In our monitoring cluster I noticed that the stack monitoring elasticsearch overview page broke after I closed only some indices on a cluster.
Can you define what is broken?
Do you mean that the graphs don't show all the historical data? Which indices did you close?
If you've closed some
.monitoring-* indices then this makes sense, the data is no longer readable since the index is closed.
Is there anything else that could cause the data to drop away, such as an ILM policy?
No system, or system adjacent indices were closed.
Nothing else was the cause. Having any amount of closed indices prevented the stack monitoring Elasticsearch overview for that cluster from generating any metrics, aka cluster wide indexing metrics broke.
The picture above is shows the exact moment I got rid of the closed indices.
So your screenshot shows the time period where at first the indices where closed (no data) and then you re-opened or deleted the closed indices (new data coming in)?
That sounds to me like an issue with the metrics generation/collection of the monitored cluster,
not the Stack Monitoring UI (which only displays the data collected).

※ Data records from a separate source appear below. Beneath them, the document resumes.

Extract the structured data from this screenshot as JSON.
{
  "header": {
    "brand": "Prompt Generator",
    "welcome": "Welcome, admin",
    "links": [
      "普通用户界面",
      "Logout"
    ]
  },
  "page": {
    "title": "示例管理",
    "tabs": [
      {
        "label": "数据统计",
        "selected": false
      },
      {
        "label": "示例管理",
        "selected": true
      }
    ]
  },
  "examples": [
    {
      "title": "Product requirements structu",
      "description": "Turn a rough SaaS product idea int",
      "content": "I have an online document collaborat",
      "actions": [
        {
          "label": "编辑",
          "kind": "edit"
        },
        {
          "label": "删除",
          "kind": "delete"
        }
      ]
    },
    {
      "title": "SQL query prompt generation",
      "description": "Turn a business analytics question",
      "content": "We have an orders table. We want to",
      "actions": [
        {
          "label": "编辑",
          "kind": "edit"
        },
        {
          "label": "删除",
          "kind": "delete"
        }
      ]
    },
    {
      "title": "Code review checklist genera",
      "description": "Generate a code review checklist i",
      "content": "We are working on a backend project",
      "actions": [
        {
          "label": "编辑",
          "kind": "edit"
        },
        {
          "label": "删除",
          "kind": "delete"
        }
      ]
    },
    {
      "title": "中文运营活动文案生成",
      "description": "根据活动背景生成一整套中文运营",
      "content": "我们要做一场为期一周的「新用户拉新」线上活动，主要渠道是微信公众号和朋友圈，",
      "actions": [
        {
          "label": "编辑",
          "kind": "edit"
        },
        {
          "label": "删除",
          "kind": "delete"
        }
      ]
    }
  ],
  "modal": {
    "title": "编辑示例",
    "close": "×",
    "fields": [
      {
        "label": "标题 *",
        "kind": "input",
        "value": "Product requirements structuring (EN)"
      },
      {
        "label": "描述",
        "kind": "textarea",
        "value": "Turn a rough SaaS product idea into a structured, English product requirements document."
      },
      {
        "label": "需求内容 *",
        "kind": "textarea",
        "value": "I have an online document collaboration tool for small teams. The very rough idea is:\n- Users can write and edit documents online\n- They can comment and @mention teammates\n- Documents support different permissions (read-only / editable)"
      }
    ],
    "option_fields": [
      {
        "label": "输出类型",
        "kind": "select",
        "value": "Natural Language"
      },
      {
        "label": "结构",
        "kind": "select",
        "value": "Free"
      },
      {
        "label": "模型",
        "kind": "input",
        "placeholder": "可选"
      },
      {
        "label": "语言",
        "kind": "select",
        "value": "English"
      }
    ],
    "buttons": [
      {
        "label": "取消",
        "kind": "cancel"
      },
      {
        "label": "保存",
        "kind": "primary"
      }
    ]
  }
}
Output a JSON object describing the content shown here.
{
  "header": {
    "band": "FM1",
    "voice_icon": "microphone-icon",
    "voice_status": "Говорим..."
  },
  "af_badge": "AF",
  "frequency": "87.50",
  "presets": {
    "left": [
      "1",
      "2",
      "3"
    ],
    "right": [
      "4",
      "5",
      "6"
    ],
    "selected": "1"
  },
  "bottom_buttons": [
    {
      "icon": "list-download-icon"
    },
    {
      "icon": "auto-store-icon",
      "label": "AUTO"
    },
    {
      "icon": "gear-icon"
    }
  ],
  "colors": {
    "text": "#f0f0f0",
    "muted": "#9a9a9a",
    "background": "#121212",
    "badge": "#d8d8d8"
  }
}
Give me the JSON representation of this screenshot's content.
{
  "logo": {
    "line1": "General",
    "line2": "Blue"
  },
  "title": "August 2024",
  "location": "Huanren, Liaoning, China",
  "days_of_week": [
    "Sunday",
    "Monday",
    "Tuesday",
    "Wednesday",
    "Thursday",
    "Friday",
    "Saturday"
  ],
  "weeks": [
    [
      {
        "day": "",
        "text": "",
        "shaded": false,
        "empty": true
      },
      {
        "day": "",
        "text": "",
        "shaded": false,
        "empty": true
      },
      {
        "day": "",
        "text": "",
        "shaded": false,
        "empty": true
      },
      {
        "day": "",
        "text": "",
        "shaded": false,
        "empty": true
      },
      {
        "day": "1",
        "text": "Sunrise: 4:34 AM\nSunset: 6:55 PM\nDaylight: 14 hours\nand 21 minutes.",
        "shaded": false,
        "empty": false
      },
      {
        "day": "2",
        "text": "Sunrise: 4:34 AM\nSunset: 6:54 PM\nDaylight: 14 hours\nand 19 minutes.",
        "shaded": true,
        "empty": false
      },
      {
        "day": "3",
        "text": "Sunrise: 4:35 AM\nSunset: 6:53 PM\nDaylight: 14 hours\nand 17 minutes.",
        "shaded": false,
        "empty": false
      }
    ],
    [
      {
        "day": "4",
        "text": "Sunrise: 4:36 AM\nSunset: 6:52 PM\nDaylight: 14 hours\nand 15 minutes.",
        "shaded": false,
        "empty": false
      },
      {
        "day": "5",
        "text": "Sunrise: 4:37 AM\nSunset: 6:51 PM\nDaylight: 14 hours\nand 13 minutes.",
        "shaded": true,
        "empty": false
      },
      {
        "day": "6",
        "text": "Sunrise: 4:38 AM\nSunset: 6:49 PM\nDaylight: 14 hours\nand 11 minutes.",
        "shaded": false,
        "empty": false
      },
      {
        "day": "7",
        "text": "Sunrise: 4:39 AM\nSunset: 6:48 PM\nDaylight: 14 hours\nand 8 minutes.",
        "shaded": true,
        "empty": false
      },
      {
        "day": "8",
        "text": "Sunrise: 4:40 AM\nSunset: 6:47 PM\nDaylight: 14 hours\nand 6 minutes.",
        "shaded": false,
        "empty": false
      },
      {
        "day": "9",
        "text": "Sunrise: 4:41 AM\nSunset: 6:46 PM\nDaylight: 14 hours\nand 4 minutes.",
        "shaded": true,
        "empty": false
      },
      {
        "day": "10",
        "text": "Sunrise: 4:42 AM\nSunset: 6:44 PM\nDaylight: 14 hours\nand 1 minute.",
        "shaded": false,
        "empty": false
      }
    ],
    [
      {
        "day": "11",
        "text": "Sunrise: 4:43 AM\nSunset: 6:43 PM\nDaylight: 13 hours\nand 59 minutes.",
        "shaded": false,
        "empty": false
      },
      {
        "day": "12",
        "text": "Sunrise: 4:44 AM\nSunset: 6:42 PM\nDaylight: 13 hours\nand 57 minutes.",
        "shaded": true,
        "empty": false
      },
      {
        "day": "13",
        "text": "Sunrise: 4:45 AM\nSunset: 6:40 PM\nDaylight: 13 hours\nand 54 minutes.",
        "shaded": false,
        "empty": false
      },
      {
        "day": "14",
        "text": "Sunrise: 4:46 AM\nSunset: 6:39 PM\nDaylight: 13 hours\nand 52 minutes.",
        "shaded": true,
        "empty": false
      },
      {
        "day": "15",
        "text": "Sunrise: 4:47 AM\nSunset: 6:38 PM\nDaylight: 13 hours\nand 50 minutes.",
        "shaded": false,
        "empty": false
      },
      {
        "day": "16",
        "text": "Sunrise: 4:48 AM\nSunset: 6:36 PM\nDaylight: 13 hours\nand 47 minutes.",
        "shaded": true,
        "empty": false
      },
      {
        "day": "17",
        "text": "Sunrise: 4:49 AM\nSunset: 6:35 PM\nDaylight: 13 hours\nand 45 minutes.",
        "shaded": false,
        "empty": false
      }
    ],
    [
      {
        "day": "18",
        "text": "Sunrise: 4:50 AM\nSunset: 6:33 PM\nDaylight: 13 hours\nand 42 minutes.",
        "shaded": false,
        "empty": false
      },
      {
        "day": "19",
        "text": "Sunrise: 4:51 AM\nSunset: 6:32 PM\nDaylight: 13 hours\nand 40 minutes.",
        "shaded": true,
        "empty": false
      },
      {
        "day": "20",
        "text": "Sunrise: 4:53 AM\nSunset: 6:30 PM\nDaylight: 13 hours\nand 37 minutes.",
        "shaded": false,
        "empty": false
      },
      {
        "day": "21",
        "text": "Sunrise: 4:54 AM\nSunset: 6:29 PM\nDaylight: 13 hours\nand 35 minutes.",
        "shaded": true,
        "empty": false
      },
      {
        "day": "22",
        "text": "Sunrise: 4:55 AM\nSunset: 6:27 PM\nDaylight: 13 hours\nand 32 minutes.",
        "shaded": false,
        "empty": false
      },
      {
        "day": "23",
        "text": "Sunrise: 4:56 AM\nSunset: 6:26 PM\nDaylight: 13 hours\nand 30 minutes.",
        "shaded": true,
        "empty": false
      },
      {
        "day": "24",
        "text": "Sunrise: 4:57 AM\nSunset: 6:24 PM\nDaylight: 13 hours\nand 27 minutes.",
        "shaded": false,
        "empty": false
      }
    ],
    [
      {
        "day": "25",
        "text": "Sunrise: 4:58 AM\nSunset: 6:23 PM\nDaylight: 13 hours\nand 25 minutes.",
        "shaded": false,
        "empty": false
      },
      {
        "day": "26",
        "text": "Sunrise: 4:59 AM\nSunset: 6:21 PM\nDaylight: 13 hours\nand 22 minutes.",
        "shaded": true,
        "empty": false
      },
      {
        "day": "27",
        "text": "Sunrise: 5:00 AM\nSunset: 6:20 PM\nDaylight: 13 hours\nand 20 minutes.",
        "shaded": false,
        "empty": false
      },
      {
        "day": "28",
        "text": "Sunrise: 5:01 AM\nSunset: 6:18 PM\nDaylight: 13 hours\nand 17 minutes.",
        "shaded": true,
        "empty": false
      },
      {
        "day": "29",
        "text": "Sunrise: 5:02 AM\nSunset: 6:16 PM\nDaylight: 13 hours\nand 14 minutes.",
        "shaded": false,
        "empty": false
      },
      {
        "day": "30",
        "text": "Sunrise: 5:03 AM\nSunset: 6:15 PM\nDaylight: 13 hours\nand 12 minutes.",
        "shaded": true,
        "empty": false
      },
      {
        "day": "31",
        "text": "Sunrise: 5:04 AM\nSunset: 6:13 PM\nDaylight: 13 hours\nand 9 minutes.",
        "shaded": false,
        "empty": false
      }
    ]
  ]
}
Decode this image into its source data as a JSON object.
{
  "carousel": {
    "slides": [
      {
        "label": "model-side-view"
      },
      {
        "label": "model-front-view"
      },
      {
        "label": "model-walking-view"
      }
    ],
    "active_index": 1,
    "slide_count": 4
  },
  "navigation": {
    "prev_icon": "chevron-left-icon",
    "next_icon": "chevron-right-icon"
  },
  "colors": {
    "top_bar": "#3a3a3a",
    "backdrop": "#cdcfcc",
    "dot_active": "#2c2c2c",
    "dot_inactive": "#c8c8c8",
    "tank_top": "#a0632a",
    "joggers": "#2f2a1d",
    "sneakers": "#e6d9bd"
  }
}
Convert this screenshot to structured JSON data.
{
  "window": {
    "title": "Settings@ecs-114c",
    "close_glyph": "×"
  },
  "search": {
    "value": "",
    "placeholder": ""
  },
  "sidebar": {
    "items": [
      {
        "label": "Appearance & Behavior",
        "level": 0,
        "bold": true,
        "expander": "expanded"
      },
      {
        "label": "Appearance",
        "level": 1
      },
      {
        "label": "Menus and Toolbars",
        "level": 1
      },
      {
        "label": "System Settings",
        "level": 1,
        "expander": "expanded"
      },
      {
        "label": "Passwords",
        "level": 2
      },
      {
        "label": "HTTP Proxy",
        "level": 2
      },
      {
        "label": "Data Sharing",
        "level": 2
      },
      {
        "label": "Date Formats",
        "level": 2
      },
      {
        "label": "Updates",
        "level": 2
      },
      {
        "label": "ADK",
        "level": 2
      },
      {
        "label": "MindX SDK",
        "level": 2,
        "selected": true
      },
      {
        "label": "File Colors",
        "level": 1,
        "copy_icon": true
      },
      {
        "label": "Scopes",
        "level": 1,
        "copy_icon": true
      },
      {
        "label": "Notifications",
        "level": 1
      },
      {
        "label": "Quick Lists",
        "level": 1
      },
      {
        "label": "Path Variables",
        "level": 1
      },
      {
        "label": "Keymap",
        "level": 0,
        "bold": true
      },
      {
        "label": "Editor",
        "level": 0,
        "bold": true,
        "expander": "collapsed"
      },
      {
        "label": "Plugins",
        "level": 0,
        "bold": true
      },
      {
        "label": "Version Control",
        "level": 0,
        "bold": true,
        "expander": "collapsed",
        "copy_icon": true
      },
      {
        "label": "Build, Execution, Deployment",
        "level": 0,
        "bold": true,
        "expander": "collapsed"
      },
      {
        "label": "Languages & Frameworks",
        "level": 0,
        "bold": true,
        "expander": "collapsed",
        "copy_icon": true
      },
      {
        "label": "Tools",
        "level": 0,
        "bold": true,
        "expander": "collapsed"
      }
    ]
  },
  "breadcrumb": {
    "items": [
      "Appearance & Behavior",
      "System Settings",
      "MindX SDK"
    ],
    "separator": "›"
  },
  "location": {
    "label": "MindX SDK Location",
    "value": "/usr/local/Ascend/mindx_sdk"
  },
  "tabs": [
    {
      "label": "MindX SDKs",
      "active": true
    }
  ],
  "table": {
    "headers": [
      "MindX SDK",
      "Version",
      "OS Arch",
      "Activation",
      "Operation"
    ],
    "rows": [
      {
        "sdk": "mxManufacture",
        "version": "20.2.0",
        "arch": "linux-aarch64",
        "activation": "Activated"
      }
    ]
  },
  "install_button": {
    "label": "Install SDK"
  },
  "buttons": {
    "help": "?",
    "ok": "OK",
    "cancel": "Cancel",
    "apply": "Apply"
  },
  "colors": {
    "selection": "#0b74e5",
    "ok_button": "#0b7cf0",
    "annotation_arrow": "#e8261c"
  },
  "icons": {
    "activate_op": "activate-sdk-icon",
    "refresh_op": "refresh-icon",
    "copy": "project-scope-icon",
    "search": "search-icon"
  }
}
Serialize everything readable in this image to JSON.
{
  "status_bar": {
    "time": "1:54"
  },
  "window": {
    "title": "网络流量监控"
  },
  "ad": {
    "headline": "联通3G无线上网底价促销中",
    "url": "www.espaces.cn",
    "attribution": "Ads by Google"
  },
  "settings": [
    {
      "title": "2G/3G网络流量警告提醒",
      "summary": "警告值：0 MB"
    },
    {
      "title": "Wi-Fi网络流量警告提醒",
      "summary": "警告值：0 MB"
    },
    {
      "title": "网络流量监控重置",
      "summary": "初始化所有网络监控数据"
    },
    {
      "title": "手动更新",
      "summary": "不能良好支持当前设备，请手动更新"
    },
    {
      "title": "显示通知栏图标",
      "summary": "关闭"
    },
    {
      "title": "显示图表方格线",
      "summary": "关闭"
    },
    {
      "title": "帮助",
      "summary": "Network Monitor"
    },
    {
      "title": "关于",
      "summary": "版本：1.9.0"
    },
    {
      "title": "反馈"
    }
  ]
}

During the period, did you have any errors in your Metricbeat or Elasticsearch logs (in the production cluster) related to monitoring data collection or a mention of the closed indices?
You're probably running into this issue, or similar. Currently, the way Stack Monitoring collects via Metricbeat/Elastic Agent doesn't not gracefully handle closed indices. If you have 1 or more indices closed, collection of information will fail for the cluster until the index is no longer closed.
Thanks @BenB196 for finding the issue. I'll put that on my to do list to check if I can change which query parameters we use in Metricbeat to avoid collection stopping if there are any closed indices!